Bu tür eylemlerin baş aktörleri konumundaki kişilerse maalesef daha çok kültür işbirlikçisi konumundadırlar. Onların arkasında eskisi gibi tüfek, top ve tank yerine artık gazeteler, dergiler, televizyonlar ve internet vardır. Malzemeleri, cephaneleri ise daha çok yalan, iftira ve ulusal değerlere düşüncesizce ve kasden saldırmaktır! Bu tür saldırılarla üstün değerleri zedelemeye, yaralamaya, en azından zihinlerde kuşkular uyandırmaya çalışmaktadırlar.
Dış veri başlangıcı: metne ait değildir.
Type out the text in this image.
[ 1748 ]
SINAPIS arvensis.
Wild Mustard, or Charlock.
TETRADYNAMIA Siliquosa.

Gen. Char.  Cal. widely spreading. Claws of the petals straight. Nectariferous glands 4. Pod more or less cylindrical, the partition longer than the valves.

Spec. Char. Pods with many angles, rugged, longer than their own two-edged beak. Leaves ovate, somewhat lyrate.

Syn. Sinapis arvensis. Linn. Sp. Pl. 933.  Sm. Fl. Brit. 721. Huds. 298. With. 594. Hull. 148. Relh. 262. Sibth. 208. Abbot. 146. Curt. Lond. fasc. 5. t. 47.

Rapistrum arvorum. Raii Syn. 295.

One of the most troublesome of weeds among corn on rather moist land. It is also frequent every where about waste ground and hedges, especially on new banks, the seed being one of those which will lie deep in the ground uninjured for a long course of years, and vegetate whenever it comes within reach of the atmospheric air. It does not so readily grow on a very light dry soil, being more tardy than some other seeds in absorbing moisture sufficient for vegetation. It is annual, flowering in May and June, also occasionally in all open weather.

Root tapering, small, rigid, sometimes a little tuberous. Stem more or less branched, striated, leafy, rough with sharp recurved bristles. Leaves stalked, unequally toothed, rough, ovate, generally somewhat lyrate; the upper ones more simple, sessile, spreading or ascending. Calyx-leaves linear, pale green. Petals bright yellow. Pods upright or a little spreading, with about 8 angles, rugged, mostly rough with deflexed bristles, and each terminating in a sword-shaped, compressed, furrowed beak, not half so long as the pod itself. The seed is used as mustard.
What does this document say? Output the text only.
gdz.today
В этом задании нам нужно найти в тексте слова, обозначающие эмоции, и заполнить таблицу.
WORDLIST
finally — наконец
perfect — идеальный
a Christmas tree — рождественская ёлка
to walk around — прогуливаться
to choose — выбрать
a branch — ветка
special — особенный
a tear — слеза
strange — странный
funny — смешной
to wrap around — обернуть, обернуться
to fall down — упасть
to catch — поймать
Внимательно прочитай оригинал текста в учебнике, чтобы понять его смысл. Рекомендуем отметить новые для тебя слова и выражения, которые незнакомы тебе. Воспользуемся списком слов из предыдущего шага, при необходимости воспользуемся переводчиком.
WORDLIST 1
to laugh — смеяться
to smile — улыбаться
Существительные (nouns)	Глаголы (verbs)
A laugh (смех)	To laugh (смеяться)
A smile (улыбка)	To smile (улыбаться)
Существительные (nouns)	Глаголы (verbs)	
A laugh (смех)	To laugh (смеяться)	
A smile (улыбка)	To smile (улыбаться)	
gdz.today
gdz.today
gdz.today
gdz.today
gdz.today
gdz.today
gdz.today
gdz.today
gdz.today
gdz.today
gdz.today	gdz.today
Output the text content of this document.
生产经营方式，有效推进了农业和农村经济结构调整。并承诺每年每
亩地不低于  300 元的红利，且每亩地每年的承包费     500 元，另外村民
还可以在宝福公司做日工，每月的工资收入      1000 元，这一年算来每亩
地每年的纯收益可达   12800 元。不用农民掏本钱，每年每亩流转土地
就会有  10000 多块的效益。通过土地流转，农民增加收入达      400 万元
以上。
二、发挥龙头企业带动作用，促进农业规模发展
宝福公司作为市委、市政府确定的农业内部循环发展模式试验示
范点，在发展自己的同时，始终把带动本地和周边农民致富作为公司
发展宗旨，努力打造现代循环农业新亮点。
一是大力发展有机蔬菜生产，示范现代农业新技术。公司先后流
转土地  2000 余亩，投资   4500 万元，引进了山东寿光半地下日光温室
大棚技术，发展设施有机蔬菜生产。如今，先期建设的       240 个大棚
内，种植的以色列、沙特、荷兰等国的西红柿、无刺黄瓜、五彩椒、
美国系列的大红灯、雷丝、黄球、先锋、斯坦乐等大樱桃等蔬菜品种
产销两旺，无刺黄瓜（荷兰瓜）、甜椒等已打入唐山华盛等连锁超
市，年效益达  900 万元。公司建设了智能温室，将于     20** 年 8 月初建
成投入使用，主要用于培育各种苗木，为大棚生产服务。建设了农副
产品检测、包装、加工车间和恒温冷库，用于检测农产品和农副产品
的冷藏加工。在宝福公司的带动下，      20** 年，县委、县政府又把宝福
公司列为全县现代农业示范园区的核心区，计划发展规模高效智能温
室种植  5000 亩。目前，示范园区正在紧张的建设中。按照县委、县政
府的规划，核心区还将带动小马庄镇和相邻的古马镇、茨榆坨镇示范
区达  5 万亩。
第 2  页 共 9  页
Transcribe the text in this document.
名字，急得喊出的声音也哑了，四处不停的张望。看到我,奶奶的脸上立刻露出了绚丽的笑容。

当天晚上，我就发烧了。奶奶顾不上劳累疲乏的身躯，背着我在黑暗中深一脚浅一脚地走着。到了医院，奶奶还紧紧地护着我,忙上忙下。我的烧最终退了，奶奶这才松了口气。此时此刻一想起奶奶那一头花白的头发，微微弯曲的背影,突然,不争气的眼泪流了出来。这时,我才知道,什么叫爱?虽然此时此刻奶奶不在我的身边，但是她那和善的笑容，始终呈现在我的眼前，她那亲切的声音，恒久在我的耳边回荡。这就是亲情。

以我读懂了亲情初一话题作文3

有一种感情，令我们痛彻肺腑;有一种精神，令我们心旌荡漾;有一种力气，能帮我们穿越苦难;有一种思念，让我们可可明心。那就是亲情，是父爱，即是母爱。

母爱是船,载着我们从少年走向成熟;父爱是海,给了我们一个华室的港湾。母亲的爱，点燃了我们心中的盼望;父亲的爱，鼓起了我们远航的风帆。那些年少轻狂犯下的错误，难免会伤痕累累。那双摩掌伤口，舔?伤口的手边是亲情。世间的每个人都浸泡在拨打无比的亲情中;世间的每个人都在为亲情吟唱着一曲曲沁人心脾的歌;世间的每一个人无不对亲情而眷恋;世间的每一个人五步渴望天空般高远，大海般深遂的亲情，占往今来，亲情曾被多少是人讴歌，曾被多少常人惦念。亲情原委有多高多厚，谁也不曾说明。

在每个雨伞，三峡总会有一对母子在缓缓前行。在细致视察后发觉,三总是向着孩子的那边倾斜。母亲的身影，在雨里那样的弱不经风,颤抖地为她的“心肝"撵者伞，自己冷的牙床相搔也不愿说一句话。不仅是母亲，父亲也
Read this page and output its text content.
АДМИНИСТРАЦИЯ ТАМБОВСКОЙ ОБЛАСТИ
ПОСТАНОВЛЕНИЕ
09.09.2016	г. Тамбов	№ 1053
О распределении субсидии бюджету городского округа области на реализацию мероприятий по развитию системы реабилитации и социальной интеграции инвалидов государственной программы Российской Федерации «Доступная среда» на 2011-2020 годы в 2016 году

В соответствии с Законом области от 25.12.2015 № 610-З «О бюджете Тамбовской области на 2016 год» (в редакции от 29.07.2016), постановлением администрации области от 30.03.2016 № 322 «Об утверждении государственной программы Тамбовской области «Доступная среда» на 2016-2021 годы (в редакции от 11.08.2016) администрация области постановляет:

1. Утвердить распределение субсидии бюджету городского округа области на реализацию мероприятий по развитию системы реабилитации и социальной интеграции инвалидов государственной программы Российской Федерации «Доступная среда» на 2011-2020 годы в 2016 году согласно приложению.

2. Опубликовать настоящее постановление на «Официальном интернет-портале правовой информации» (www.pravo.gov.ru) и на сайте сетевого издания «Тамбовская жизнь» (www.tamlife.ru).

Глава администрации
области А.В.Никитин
O yalan ve iftira kampanyalarına göre;"... Lozan, zafer değil hezimettir. Sevr, halkların özgürlüğünün belgesidir. Mustafa Kemal bir İngiliz ajanıdır. M. Kemal’in Çanakkale’ deki rolü büyütüldüğü kadar önemli değildir. Birinci Dünya Savaşı’nda Suriye Cephesi daha çok M. Kemal’in hataları nedeniyle çökmüştür. Yunanlılar, İzmir’e, M. Kemal’ in tavsiyesiyle çıkmıştır. M. Kemal’i Anadolu'ya Padişah Vahdettin göndermiş, kendisine bir kutu içinde önemli miktarda (40.000) altın vermiştir. Kurtuluş Savaşı antiemperyalist bir savaş değildir..." gibi daha nice benzerleri...Varsın bu şekilde çırpınıp dursunlar. Amaçlarına ulaşabilmeleri olanaksız oldukça...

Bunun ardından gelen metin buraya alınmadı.